In Deutschland kennt man Dich vor allem durch Dein ehemaliges Amt als Bundestagsabgeordneter der Linkspartei und als leidenschaftlichen Außenpolitikexperten. Könntest Du Dich, bevor wir zum eigentlichen Thema kommen, dennoch kurz vorstellen?

Ich bin in der DDR zur Welt gekommen, dort zur Schule gegangen und groß geworden. Nach einem dualen Studium der Betriebswirtschaftslehre mit IBM bin ich, eher überraschend, für die Partei des Demokratischen Sozialismus (PDS) – eine der Vorgängerparteien der heutigen Partei DIE LINKE – ins Berliner Abgeordnetenhaus gewählt worden. Ich repräsentierte einen Wahlkreis in Berlin-Marzahn, der eigentlich gar nicht links war.
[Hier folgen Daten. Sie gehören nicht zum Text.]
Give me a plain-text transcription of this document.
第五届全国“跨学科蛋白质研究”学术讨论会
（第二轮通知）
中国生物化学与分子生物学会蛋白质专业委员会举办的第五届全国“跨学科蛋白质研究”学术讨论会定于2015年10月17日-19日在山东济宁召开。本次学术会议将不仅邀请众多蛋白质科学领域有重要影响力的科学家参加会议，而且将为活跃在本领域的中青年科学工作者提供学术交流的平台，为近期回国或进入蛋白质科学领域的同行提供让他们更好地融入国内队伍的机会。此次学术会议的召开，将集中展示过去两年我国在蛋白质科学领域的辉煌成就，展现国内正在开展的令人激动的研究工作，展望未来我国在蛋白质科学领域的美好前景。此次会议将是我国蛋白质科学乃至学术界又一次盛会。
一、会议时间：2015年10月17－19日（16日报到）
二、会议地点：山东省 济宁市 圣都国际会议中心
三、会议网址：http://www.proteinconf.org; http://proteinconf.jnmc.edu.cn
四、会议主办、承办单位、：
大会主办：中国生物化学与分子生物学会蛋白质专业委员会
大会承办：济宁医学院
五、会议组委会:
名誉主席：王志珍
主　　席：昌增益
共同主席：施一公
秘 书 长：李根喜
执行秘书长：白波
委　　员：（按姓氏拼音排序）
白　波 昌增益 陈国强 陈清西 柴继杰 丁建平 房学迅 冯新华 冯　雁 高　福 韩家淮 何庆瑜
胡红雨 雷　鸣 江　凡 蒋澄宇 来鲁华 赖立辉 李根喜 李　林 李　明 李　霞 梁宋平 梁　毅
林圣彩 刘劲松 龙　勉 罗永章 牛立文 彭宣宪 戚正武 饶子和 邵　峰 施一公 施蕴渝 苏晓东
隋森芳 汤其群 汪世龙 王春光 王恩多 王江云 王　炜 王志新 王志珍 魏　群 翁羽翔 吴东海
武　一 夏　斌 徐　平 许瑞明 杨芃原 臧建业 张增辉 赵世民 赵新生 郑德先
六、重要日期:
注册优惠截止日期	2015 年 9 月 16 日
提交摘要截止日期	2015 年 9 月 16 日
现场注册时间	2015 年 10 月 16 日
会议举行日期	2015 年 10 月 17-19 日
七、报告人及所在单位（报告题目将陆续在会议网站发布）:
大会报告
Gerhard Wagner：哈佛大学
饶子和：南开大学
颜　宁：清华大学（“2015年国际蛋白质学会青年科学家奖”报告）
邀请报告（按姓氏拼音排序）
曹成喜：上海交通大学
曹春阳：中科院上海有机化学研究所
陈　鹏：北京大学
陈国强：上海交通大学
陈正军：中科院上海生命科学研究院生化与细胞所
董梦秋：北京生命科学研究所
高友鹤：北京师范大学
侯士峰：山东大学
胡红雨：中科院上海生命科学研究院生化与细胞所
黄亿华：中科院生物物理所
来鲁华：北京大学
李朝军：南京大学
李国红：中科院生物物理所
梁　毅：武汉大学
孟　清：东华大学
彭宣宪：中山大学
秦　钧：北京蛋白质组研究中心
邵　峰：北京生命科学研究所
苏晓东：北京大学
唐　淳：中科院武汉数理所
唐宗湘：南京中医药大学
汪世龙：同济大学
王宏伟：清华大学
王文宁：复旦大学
Stefan Liebich, ehemaliges Die-Linke-Mitglied und jetzt RLS-Stipendiat, spricht mit Federica Drobnitzky über seine bevorstehenden Pläne in den USA und Kanada für sein neues Projekt Progressive America.

Als Landtagsabgeordneter der PDS und als Landesvorsitzender war ich dann dabei, als es die erste rot-rote Koalition in Berlin gab, nämlich von 2001 bis 2011. Ich habe also den Koalitionsvertrag mitverhandelt und linke Politik aus der Regierungsperspektive, später auch als Fraktionsvorsitzender, mitgestaltet.
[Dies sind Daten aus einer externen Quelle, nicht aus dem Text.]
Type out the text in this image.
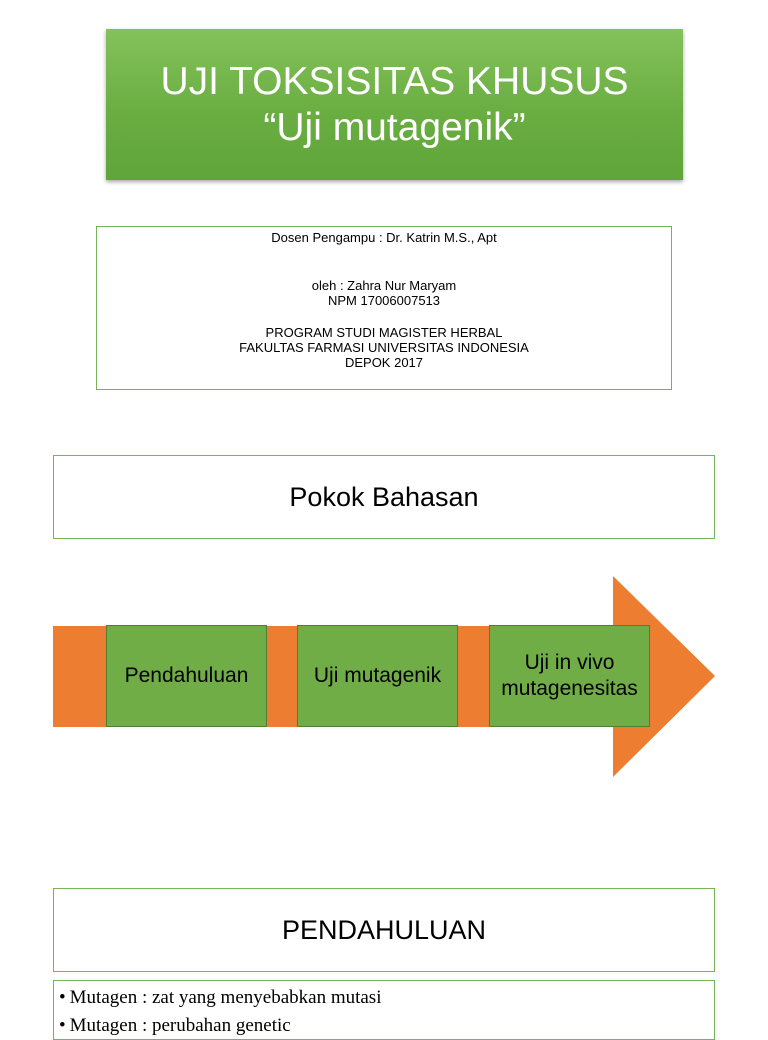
UJI TOKSISITAS KHUSUS
“Uji mutagenik”
Dosen Pengampu : Dr. Katrin M.S., Apt
oleh : Zahra Nur Maryam
NPM 17006007513
PROGRAM STUDI MAGISTER HERBAL
FAKULTAS FARMASI UNIVERSITAS INDONESIA
DEPOK 2017
Pokok Bahasan
Pendahuluan	Uji mutagenik
Uji in vivo mutagenesitas
PENDAHULUAN
• Mutagen : zat yang menyebabkan mutasi
• Mutagen : perubahan genetic
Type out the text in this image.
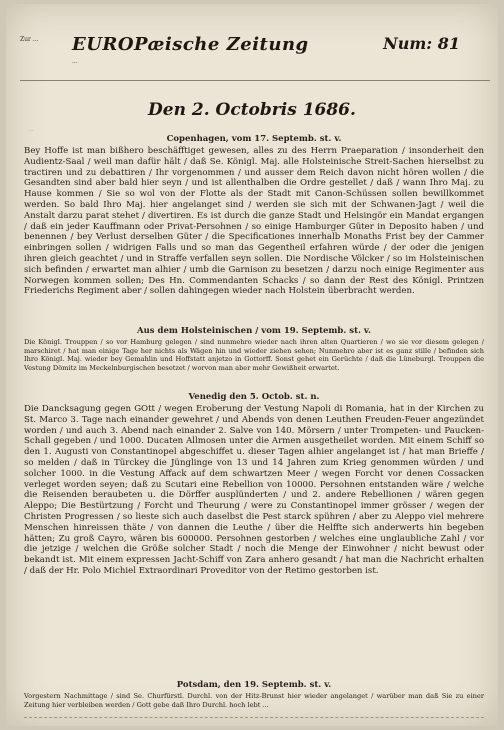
Zur ...	EUROPæische Zeitung	Num: 81
...
Den 2. Octobris 1686.
...

Copenhagen, vom 17. Septemb. st. v.

Bey Hoffe ist man bißhero beschäfftiget gewesen, alles zu des Herrn Praeparation / insonderheit den Audientz-Saal / weil man dafür hält / daß Se. Königl. Maj. alle Holsteinische Streit-Sachen hierselbst zu tractiren und zu debattiren / Ihr vorgenommen / und ausser dem Reich davon nicht hören wollen / die Gesandten sind aber bald hier seyn / und ist allenthalben die Ordre gestellet / daß / wann Ihro Maj. zu Hause kommen / Sie so wol von der Flotte als der Stadt mit Canon-Schüssen sollen bewillkommet werden. So bald Ihro Maj. hier angelanget sind / werden sie sich mit der Schwanen-Jagt / weil die Anstalt darzu parat stehet / divertiren. Es ist durch die ganze Stadt und Helsingör ein Mandat ergangen / daß ein jeder Kauffmann oder Privat-Persohnen / so einige Hamburger Güter in Deposito haben / und benennen / bey Verlust derselben Güter / die Specificationes innerhalb Monaths Frist bey der Cammer einbringen sollen / widrigen Falls und so man das Gegentheil erfahren würde / der oder die jenigen ihren gleich geachtet / und in Straffe verfallen seyn sollen. Die Nordische Völcker / so im Holsteinischen sich befinden / erwartet man alhier / umb die Garnison zu besetzen / darzu noch einige Regimenter aus Norwegen kommen sollen; Des Hn. Commendanten Schacks / so dann der Rest des Königl. Printzen Friederichs Regiment aber / sollen dahingegen wieder nach Holstein überbracht werden.

Aus dem Holsteinischen / vom 19. Septemb. st. v.

Die Königl. Trouppen / so vor Hamburg gelegen / sind nunmehro wieder nach ihren alten Quartieren / wo sie vor diesem gelegen / marschiret / hat man einige Tage her nichts als Wägen hin und wieder ziehen sehen; Nunmehro aber ist es ganz stille / befinden sich Ihro Königl. Maj. wieder bey Gemahlin und Hoffstatt anjetzo in Gottorff. Sonst gehet ein Gerüchte / daß die Lüneburgl. Trouppen die Vestung Dömitz im Meckelnburgischen besetzet / worvon man aber mehr Gewißheit erwartet.

Venedig den 5. Octob. st. n.

Die Dancksagung gegen GOtt / wegen Eroberung der Vestung Napoli di Romania, hat in der Kirchen zu St. Marco 3. Tage nach einander gewehret / und Abends von denen Leuthen Freuden-Feuer angezündet worden / und auch 3. Abend nach einander 2. Salve von 140. Mörsern / unter Trompeten- und Paucken-Schall gegeben / und 1000. Ducaten Allmosen unter die Armen ausgetheilet worden. Mit einem Schiff so den 1. Augusti von Constantinopel abgeschiffet u. dieser Tagen alhier angelanget ist / hat man Brieffe / so melden / daß in Türckey die Jünglinge von 13 und 14 Jahren zum Krieg genommen würden / und solcher 1000. in die Vestung Affack auf dem schwartzen Meer / wegen Forcht vor denen Cossacken verleget worden seyen; daß zu Scutari eine Rebellion von 10000. Persohnen entstanden wäre / welche die Reisenden beraubeten u. die Dörffer ausplünderten / und 2. andere Rebellionen / wären gegen Aleppo; Die Bestürtzung / Forcht und Theurung / were zu Constantinopel immer grösser / wegen der Christen Progressen / so lieste sich auch daselbst die Pest starck spühren / aber zu Aleppo viel mehrere Menschen hinreissen thäte / von dannen die Leuthe / über die Helffte sich anderwerts hin begeben hätten; Zu groß Cayro, wären bis 600000. Persohnen gestorben / welches eine unglaubliche Zahl / vor die jetzige / welchen die Größe solcher Stadt / noch die Menge der Einwohner / nicht bewust oder bekandt ist. Mit einem expressen Jacht-Schiff von Zara anhero gesandt / hat man die Nachricht erhalten / daß der Hr. Polo Michiel Extraordinari Proveditor von der Retimo gestorben ist.

Potsdam, den 19. Septemb. st. v.

Vorgestern Nachmittage / sind Se. Churfürstl. Durchl. von der Hitz-Brunst hier wieder angelanget / warüber man daß Sie zu einer Zeitung hier verbleiben werden / Gott gebe daß Ihro Durchl. hoch lebt ...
2009 bin ich dann in meinem Wahlkreis Pankow, Prenzlauer Berg und Weißensee das erste Mal in den Deutschen Bundestag gewählt worden. Und dies mit Direktmandat – darauf bin ich auch heute noch ziemlich stolz. Den Wahlkreis konnte ich dann zweimal, also insgesamt über drei Wahlperioden, verteidigen, was für die Linken etwas Besonderes bleibt. Im Bundestag war ich darüber hinaus Mitglied des Auswärtigen Ausschusses, auch außenpolitischer Sprecher unserer Fraktion und Vize-Vorsitzender der Parlamentariergruppe USA. Die transatlantischen Beziehungen aus linker Perspektive zu betrachten, hat mich schon immer interessiert.

Was hast Du während Deiner Zeit als Mitglied des Deutschen Bundestags denn politisch bewegen können?

Die zwölf Jahre, die ich im Bundestag verbrachte, hat DIE LINKE auf Bundesebene in der Opposition gesessen. Im deutschen politischen System gilt, dass Anträge der Opposition so gut wie nie beschlossen werden. Dennoch habe ich versucht, Themen und Positionen aus linker Sicht einzubringen und somit politischen Einfluss von links auszuüben.

Was hat Dich in dieser Zeit politisch besonders bewegt?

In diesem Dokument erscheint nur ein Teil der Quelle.